To resolve such conflicts, the data owner and the data analyst may, for example, agree that the analyst receives a version of the dataset from which the most sensitive information has been removed. Removing information reduces the utility of the data, but does not necessarily make it completely useless; finding a balance where the data owner’s privacy preferences are satisfied while the data analyst still gets enough material to work with is the essence of the negotiation process. The ontology is meant to support this process by not just pointing out conflicts, but by suggesting possible resolutions based on recorded knowledge about the utility effects of different methods of transforming data to make it less sensitive.

For the PAP workshop paper, I only had time to design the logic of conflict detection in any detail, and there also was no time to test the ontology in a real-world scenario or even a plausible approximation of one. It therefore hardly seems unfair that although the paper was accepted for a short oral presentation at the workshop, it was not accepted for inclusion in the post-proceedings. Obviously it would have been nicer to get a proper publication out of it, but I decided to go ahead and give the presentation anyway – ECML-PKDD is the sort of conference I might have gone to even if I didn’t have anything to present, and since the venue is a 25-minute walk away from my house, the only cost was the registration fee, which I could easily afford from the rather generous allowance for sundry expenses that came with the MSCA fellowship.

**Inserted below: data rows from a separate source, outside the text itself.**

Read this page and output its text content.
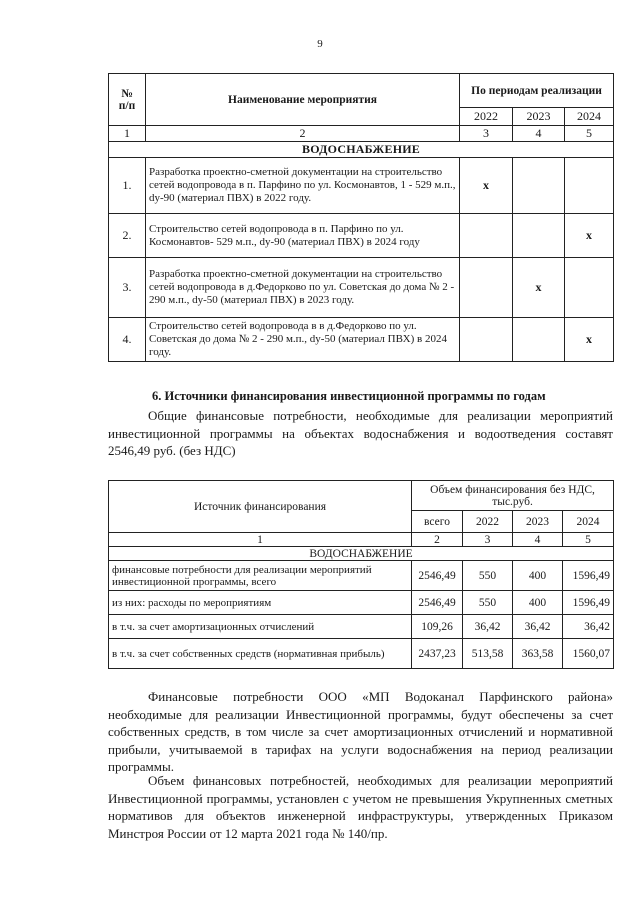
9
№
п/п	Наименование мероприятия	По периодам реализации		
		2022	2023	2024
1	2	3	4	5
ВОДОСНАБЖЕНИЕ				
1.	Разработка проектно-сметной документации на строительство сетей водопровода в п. Парфино по ул. Космонавтов, 1 - 529 м.п., dy-90 (материал ПВХ) в 2022 году.	x		
2.	Строительство сетей водопровода в п. Парфино по ул. Космонавтов- 529 м.п., dy-90 (материал ПВХ) в 2024 году			x
3.	Разработка проектно-сметной документации на строительство сетей водопровода в д.Федорково по ул. Советская до дома № 2 - 290 м.п., dy-50 (материал ПВХ) в 2023 году.		x	
4.	Строительство сетей водопровода в в д.Федорково по ул. Советская до дома № 2 - 290 м.п., dy-50 (материал ПВХ) в 2024 году.			x
6. Источники финансирования инвестиционной программы по годам
Общие финансовые потребности, необходимые для реализации мероприятий инвестиционной программы на объектах водоснабжения и водоотведения составят 2546,49 руб. (без НДС)
Источник финансирования	Объем финансирования без НДС, тыс.руб.			
	всего	2022	2023	2024
1	2	3	4	5
ВОДОСНАБЖЕНИЕ				
финансовые потребности для реализации мероприятий инвестиционной программы, всего	2546,49	550	400	1596,49
из них: расходы по мероприятиям	2546,49	550	400	1596,49
в т.ч. за счет амортизационных отчислений	109,26	36,42	36,42	36,42
в т.ч. за счет собственных средств (нормативная прибыль)	2437,23	513,58	363,58	1560,07
Финансовые потребности ООО «МП Водоканал Парфинского района» необходимые для реализации Инвестиционной программы, будут обеспечены за счет собственных средств, в том числе за счет амортизационных отчислений и нормативной прибыли, учитываемой в тарифах на услуги водоснабжения на период реализации программы.
Объем финансовых потребностей, необходимых для реализации мероприятий Инвестиционной программы, установлен с учетом не превышения Укрупненных сметных нормативов для объектов инженерной инфраструктуры, утвержденных Приказом Минстроя России от 12 марта 2021 года № 140/пр.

Croke Park may seem like an unlikely place to have a conference, but it is in fact a conference centre as well as a stadium, and seems to work perfectly well as a venue for an academic event – meeting spaces, catering and all. Besides Croke Park, we had Mansion House for the welcome reception and Taylor’s Three Rock for the conference banquet, so can’t complain about the locations. The regular programme was quite heavy on algorithms, which isn’t really my number one area of interest, but I did manage to catch some interesting application-oriented papers and software demos. What I enjoyed the most, however, were the keynote talks by Corinna Cortes, Misha Bilenko and Aris Gionis; there were two others that I’m sure I also would have found very interesting but was unable to attend, because there was a rather important deadline coming up and so I had to zig-zag between Croke Park and DCU to make sure I got everything finished on time.

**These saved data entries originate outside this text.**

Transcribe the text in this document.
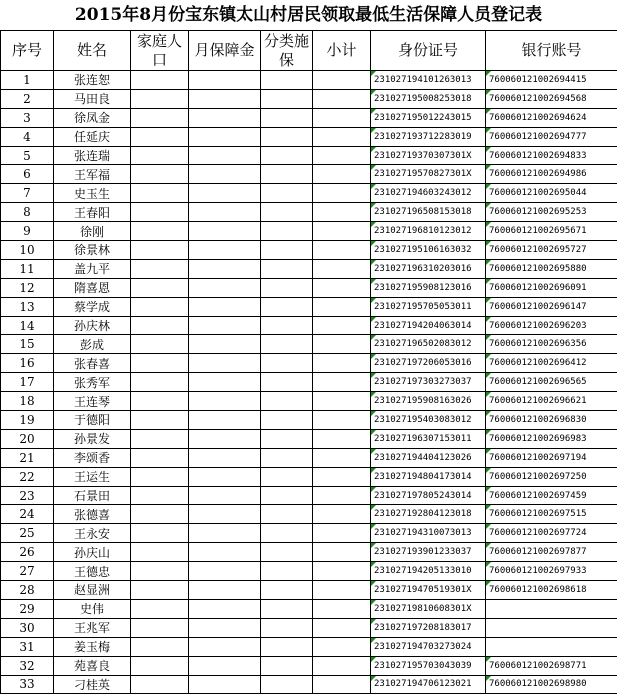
2015年8月份宝东镇太山村居民领取最低生活保障人员登记表
序号	姓名	家庭人口	月保障金	分类施保	小计	身份证号	银行账号
1	张连恕					231027194101263013	760060121002694415
2	马田良					231027195008253018	760060121002694568
3	徐凤金					231027195012243015	760060121002694624
4	任延庆					231027193712283019	760060121002694777
5	张连瑞					23102719370307301X	760060121002694833
6	王军福					23102719570827301X	760060121002694986
7	史玉生					231027194603243012	760060121002695044
8	王春阳					231027196508153018	760060121002695253
9	徐刚					231027196810123012	760060121002695671
10	徐景林					231027195106163032	760060121002695727
11	盖九平					231027196310203016	760060121002695880
12	隋喜恩					231027195908123016	760060121002696091
13	蔡学成					231027195705053011	760060121002696147
14	孙庆林					231027194204063014	760060121002696203
15	彭成					231027196502083012	760060121002696356
16	张春喜					231027197206053016	760060121002696412
17	张秀军					231027197303273037	760060121002696565
18	王连琴					231027195908163026	760060121002696621
19	于德阳					231027195403083012	760060121002696830
20	孙景发					231027196307153011	760060121002696983
21	李颂香					231027194404123026	760060121002697194
22	王运生					231027194804173014	760060121002697250
23	石景田					231027197805243014	760060121002697459
24	张德喜					231027192804123018	760060121002697515
25	王永安					231027194310073013	760060121002697724
26	孙庆山					231027193901233037	760060121002697877
27	王德忠					231027194205133010	760060121002697933
28	赵显洲					23102719470519301X	760060121002698618
29	史伟					23102719810608301X	
30	王兆军					231027197208183017	
31	姜玉梅					231027194703273024	
32	苑喜良					231027195703043039	760060121002698771
33	刁桂英					231027194706123021	760060121002698980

My own talk went reasonably well I felt, with an audience of about twenty and some useful discussion afterwards on how I might go about modelling and quantifying the concept of utility reduction. On the last day of the conference, which was today, I went to another workshop, the 3rd Workshop on Data Science for Social Good (SoGood 2018), with presentations on how machine learning and data mining techniques can be used to address societal issues such as homelessness and corruption. I especially enjoyed the last one, if enjoy is the right word – it dealt with efforts to combat human trafficking by means of data science, certainly a worthy cause if ever there was one, but also rife with difficulties from the scarcity of good input data to the nigh-impossibility of devising an ethically justifiable experiment when there are literally lives at stake. Plenty of food for thought there, and a fine way to finish off this week of conference activities; on Monday it’s back to business as usual.